ULURP, the suit notes, is expressly designed to invite public participation in significant land-use decisions, ensuring that residents and the local community board have the chance to analyze and consider the impact that major plans would have on their neighborhoods.
By law, ULURP public hearings must be held at a “convenient place of public assembly,” not remotely, such as on Zoom, the suit contends, noting that no other administrative land-use procedure has this requirement.
On top of that, the plaintiffs also just complain that, “Zoom meetings stink — especially City Planning’s,” and that, whether intentionally or unintentionally, remote meetings violate freedom of speech.
“The city has failed to provide reliable, stable Internet accommodation and software updates to all members of the public to enable participation in its virtual public hearings,” they charge. “Connectivity issues or software glitches prevent people from hearing presentations or testimony, and prevent speakers from providing their own testimony.”
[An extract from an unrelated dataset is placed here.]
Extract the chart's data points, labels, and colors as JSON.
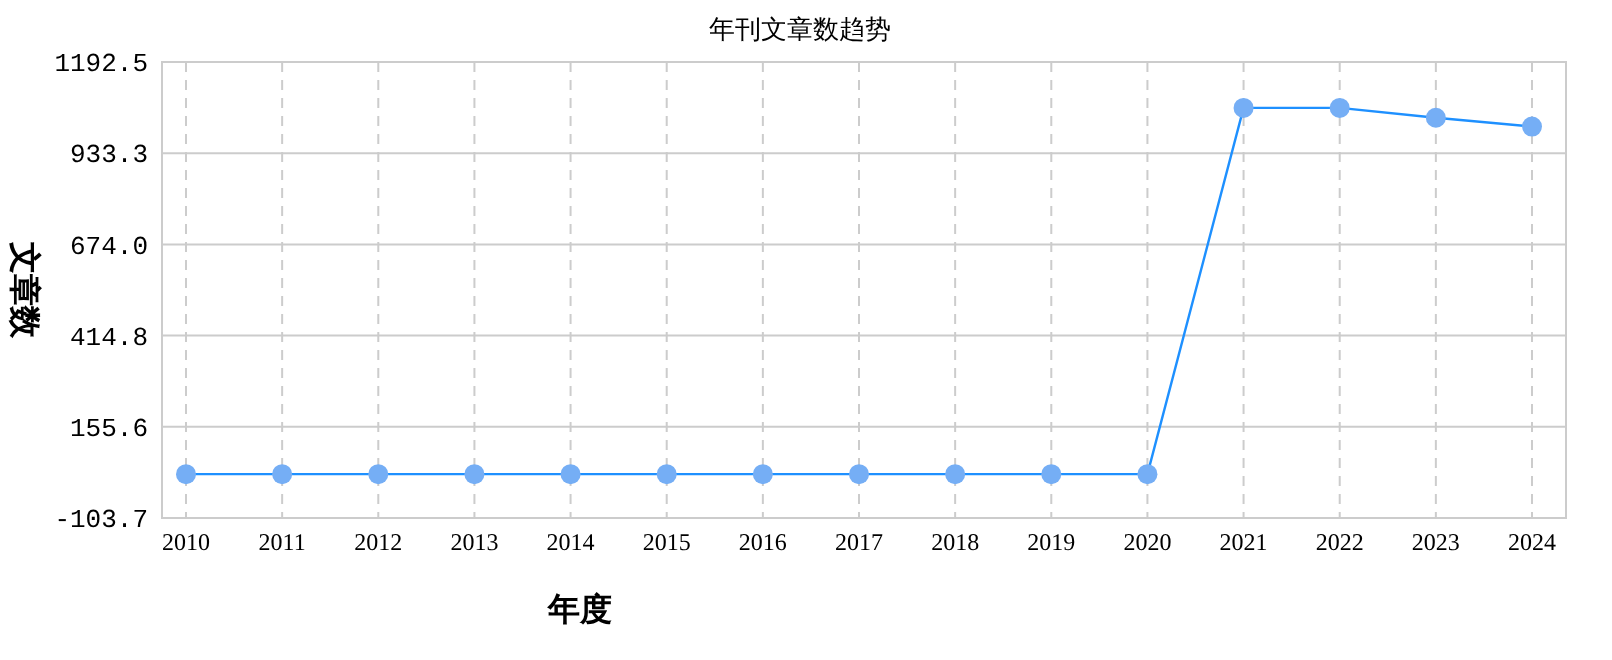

In addition, during Zoom meetings about the Soho/Noho rezoning up to this point, City Planning reps “have muted some speakers,” the plaintiffs charge, while other speakers have been dropped or were not able to speak due to the agency’s software glitches.
And some locals simply do not have access to reliable and stable Internet service, they add.
Furthermore, the plaintiffs argue that the Zoom meetings do not come anywhere near approximating the actual in-person experience.
“Participants cannot see which elected officials are participating, nor their facial expressions, reactions and body language,” they note. “Participants cannot see who or how many are present. Participants cannot sit in solidarity with their allies and supporters. Participants are prohibited visual free speech: no signs, no posters, no banners, not even T-shirts or buttons.”
Things like signs, banners, T-shirts and buttons are “alternate channels for expression” that protesters can effectively use in-person but not virtually, violating their First Amendment free-speech rights, the suit asserts.
Meanwhile, the de Blasio administration has violated 14th Amendment due-process rights, the suit says, by failing to provide the required notice of an upcoming hearing in a timely manner and preventing Soho and Noho residents’ right to be heard in person.
The lawsuit seeks to make the de Blasio administration comply with the ULURP 30-day precertification notice and five-day publication requirements of the City Charter, as well as to comply with the in-person hearing requirement of the City Charter and city rules.
The headline buried the lede.
It makes it look like a Zoom issue.
This lawsuit is about the de Blasio administration blatantly ignoring certain laws by selectively not enforcing them.
This will reveal that special interests have undue leverage and if not directly breaking the law themselves, then certainly they are enabling it.
Reminds me of the RICO act. Created explicitly to target organized crime. These outside dark money real estate “investment” groups behave exactly like organized crime. Premeditated, well-organized, criminal intent, and a total disregard for the people’s wishes. Ignoring the residents who actually live in Soho.
This lawsuit is a very big deal, because it shines a light on the dark money interests who lobby to circumvent the law, in order to change the (zoning) laws, so they can operate unchecked with no regulations. They are corrupt to the bone.
This is about enforcing the law, not Zoom or the pandemic.